On November 8th, voters in California voted to increase sales tax on cigarettes by $2.00. This measure, Proposition 56, passed overwhelmingly with a 64.3% yes vote to a 35.7% no vote, nearly two to one. Prop 56 did not change the allocation of the existing $.87 tax which goes towards the General Fund, tobacco prevention, breast cancer screenings and research, healthcare services for low-income individuals, environmental protection and early childhood development programs. It did, however, create additional tax revenue which is intended to go towards extra programs such as physician training, prevention and treatment of dental diseases, Medi-Cal, tobacco-use prevention, research into cancer, heart and lung diseases, and other tobacco-related diseases, as well as school programs focusing on tobacco-use prevention and reduction.
Previously, taxes on a pack of cigarettes were around $.87, now they are up to $2.87. So what does this mean for the consumer? Obviously a higher price (and significantly so) on a pack of cigarettes should deter people from smoking as much. Quite understandably that is the goal in mind. Backers of the measure, including the American Lung Association and American Cancer Society, hope this will hit consumers hard enough in the wallet that they quit if not at least cut back. Another similar core objective is to price cigarettes completely out of young peoples’ budgets, hoping to prevent them from smoking at all in the first place.

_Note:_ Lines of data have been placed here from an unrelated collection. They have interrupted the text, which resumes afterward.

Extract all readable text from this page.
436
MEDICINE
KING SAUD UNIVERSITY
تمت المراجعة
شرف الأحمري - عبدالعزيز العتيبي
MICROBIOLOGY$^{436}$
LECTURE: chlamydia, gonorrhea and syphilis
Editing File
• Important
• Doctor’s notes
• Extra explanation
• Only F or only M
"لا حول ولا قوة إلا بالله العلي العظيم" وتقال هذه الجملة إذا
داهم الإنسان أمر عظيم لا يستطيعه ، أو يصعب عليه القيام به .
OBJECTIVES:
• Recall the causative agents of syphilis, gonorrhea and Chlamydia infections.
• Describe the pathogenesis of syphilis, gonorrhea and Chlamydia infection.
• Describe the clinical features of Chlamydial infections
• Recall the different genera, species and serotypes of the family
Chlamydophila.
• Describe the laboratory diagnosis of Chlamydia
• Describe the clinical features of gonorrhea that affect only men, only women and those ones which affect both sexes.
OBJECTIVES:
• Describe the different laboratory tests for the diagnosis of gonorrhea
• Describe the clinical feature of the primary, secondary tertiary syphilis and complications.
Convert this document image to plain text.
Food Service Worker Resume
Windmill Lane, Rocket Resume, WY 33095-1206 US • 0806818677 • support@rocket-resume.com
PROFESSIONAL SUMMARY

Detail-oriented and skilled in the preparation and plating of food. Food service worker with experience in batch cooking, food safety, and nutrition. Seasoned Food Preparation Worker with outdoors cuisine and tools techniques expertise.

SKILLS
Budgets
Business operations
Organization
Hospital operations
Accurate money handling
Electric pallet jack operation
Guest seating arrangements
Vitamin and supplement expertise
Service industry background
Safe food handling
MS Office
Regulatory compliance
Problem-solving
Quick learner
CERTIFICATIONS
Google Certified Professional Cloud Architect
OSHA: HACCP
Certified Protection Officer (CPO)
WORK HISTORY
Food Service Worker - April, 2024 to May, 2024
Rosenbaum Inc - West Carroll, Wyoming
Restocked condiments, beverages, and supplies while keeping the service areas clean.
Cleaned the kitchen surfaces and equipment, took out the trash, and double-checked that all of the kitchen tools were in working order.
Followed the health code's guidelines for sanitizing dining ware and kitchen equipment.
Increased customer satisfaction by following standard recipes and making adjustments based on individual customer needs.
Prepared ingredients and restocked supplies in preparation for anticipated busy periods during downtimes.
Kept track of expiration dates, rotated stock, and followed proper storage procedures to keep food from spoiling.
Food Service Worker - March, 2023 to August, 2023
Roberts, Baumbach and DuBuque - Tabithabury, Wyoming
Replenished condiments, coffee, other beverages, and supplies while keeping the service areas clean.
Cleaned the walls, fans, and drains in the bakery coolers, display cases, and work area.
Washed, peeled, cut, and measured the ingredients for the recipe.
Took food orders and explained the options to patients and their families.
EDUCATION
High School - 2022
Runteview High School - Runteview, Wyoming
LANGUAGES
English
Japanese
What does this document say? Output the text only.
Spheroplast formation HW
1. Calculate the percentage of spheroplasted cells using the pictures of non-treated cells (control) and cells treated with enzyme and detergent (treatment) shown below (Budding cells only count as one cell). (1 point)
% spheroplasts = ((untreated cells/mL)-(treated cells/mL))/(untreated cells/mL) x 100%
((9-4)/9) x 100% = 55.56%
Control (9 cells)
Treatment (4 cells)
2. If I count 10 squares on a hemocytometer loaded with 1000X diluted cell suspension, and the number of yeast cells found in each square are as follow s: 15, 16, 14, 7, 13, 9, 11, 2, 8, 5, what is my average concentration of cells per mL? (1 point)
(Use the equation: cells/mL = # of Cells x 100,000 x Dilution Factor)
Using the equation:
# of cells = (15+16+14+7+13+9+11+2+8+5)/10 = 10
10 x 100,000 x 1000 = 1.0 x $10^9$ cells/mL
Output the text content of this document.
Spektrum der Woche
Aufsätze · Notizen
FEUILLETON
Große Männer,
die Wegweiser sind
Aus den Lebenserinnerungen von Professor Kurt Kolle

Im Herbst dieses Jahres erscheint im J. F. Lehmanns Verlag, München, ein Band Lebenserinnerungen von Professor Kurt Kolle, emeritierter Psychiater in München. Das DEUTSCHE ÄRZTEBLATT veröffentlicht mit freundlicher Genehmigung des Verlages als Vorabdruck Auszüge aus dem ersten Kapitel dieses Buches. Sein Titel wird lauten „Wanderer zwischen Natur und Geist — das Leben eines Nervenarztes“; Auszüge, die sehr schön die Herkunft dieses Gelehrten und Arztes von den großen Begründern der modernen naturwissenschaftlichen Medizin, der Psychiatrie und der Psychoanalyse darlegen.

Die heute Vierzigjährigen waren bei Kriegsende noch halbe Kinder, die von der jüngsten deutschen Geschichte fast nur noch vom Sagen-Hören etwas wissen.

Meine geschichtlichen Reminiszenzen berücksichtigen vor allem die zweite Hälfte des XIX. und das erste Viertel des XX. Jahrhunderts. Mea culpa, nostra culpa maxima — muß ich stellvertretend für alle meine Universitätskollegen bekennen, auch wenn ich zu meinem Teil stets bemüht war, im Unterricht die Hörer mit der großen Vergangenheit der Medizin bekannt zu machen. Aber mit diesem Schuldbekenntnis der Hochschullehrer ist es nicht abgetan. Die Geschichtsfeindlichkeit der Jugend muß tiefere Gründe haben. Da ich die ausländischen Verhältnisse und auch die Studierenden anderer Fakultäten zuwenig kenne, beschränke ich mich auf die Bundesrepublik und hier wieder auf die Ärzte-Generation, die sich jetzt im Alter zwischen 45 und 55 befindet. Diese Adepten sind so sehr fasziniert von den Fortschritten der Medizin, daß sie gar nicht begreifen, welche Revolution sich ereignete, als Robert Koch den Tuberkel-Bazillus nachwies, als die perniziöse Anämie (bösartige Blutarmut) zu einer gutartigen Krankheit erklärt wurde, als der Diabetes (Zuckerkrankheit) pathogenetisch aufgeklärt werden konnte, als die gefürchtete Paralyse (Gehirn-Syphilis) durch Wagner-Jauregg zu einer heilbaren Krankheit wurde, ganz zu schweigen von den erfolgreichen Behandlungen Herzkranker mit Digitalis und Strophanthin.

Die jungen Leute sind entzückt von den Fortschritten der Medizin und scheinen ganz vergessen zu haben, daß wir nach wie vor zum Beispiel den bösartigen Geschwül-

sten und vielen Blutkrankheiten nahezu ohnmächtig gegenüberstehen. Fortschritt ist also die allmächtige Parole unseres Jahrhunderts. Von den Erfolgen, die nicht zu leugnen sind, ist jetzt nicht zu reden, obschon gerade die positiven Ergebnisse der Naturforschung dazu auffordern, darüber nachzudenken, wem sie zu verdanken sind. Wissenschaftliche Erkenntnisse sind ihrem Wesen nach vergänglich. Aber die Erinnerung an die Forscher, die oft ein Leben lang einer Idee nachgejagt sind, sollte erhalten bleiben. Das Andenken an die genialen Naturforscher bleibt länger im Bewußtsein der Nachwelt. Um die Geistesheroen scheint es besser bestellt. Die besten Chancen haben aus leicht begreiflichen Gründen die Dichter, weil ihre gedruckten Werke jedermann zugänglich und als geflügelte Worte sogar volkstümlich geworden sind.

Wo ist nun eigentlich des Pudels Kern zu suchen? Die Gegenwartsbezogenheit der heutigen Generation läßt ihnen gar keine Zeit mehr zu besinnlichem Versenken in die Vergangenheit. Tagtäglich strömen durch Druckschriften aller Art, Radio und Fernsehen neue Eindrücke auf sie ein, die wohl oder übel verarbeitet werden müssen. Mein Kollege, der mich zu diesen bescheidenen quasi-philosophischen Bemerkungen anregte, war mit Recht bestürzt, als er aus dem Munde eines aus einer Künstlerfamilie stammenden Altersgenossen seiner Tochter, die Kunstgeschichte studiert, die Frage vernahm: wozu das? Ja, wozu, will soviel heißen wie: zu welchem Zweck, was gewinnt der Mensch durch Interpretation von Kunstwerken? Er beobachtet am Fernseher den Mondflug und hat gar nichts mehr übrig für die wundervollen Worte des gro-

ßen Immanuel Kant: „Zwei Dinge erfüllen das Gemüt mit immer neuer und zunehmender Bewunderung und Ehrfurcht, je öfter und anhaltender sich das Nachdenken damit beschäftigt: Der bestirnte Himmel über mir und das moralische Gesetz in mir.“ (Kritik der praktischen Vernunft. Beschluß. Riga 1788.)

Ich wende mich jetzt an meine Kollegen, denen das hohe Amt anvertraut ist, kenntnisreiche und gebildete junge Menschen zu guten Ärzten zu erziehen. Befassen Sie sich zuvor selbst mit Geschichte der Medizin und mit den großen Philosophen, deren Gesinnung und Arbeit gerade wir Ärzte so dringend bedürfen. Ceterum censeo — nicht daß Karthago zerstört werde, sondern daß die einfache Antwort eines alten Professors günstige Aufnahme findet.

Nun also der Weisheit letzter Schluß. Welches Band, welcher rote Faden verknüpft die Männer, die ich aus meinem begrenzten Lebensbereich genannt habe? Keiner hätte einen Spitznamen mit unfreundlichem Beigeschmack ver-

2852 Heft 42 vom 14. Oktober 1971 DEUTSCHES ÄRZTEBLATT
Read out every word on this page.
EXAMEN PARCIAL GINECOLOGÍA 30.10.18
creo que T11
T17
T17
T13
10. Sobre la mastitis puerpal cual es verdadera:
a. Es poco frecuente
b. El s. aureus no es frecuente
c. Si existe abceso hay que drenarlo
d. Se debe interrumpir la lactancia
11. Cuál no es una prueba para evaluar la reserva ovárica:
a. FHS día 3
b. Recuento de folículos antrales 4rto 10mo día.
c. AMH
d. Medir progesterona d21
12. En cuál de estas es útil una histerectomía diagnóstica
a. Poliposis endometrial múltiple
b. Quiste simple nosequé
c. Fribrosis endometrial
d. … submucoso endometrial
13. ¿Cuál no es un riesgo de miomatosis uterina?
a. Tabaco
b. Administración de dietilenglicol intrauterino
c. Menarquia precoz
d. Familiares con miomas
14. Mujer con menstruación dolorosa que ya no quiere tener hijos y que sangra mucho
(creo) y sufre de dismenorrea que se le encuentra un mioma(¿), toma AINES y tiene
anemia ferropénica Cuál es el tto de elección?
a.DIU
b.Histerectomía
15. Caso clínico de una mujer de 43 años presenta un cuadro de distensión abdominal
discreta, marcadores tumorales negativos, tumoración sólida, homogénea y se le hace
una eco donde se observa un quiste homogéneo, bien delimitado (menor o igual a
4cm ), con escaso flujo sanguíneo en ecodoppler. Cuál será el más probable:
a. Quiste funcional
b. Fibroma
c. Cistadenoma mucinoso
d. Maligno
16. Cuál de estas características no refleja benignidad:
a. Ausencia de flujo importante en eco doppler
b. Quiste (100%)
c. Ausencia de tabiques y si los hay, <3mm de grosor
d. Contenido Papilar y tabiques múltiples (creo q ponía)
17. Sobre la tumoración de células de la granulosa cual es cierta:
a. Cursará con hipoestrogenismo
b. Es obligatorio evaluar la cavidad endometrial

Being a resident of the cigarette-friendly state of Virginia but having spent a good bit of time in New York City over the past few years, I’ve seen the cost of cigarettes climb quite steadily in the big apple compared to my home state. New York state cigarette tax is currently at $4.35 per pack (the highest in the country) with NYC adding on an additional $1.50, bringing the total taxes on a pack of cigarettes up to $5.85 in the city. In Virginia, costs have stayed about the same since I’ve been a smoker – about $6.50/pack for my brand. When I find myself in the city, however, I see that same pack cost $13-$14 (depending on the bodega). Fortunately, I usually remember to bring my pack, but whenever I don’t I know I’m hard-pressed to push myself to spend that extra cash. Certainly if I lived in NYC I’d have to consider cutting back, rather than spending the $90-$100/week to fuel a pack-a-day habit. Residents apparently feel the same way, because in the past 12 years adult smoking rates in the city have gone from 22% down to 13%.
Those numbers typically translate across the country as well. Studies from the US Surgeon General show that for every 10% increase on the price of cigarettes, smoking goes down 4%. Californians already have the second lowest smoking rate in the country, coming in around 12% after Utah’s 9.3%. California also used to have one of the lowest cigarette taxes in the country when it was $.87/pack; now at $2.87 they are in the top ten (ninth in fact).
It’s hard to say whether that 4% per 10% formula will translate into the existing low-smoke culture, but I think it is easy to say that they are largely unified in making this radical change and curbing what most everyone agrees is a bad habit.